I’m posting this Filipino Appetizer by Chef Jessie from last years’ cooking class at the Christmas Menu at The Maya Kitchen Culinary Elite Series. This Bihod pie is a superb appetizer for a Filipino Christmas Menu just like as Chef Jessie prepared it but can also be used for other occasions you might have that needs to have a bit of a Filipino Flavor.
Wondering what a bihod is? Bihod is “fish roe” or simply fish eggs in English. There are the different kinds as I have learned. Those caviar types, the ones used for Japanese sushis, and the one we’re talking about here -the more common fish eggs.
Is there a difference between the two? It usually depends on where you get your product from.

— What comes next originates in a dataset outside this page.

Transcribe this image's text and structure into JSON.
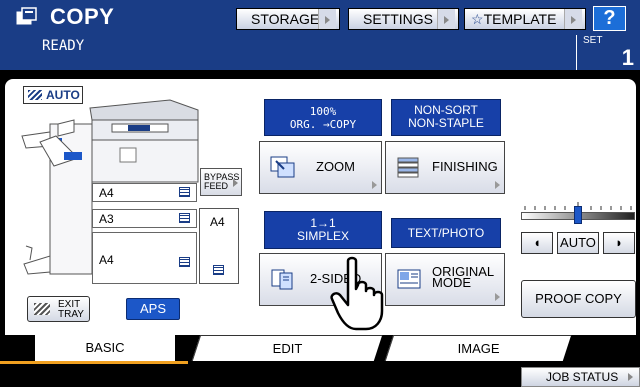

Let’s use the definitions of both fish roe and caviar to establish a basis for comparison.
Definition of caviar: A delicacy consisting of salt-cured fish roe of the Acipenseridae family.
Definition of fish roe: the fully ripe internal egg masses in the ovaries, or the released external egg masses of fish and certain marine animals.
They’re also supposedly very healthy and rich in Vitamin’s A and D. Or maybe not. Do your research, lol. In any case, they’re definitely very good for the soul.
In Marinduque where I grew up this is called Bihod like in Visayas. In Filipino, it is simply itlog therefore you have itlog ng tuna, etc. For us near the sea, this is hardly a treat. It is a common occurrence for me to get fish with bihod but when I came to Manila, it is very rare for me to find bihod in a fish! I didn’t realize then that a simple fresh fried fish or inihaw with a mass of bihod is so special.
Whenever we go by the beach, there’s usually a manong or two selling their fresh catch and mostly there would be the fish roe tempting anyone to buy for the most delicious treat. (Of course I’d usually feel guilty for eating millions and millions of fish in one seating). 😀
What I found better in Manila though is that if you’re early enough in the market, you can find blobs of bihod, like really huge! They are sold per kilo and sometimes I feel like my eyes would pop from these special Pinoy delicacies. I’ve only been to the Paco Market and Pasig Market though. im not sure about the other markets. Chef Jessie mentioned sourcing from as far as Rizal and Antipolo.
This bihod pie recipe uses a ring mold. If you don’t have that, you can just use a fresh can you just emptied, remove the covers and use it as a mold – such as hmm, a Maling or a Purefoods can. Be careful though! Use a can opener for a cleaner cut.
Also, choose the best smoked milkfish or tinapa!
The smoked milkfish tasted awesome with bits of the Bangus and bihod. The bihod tasted earthy and different. I was surprised by how I liked the combination of cream, smoked fish, and bihod. We also got a taste of Chef Jessie’s famous artisan bread (not in this picture) and it was so good , even without the dip!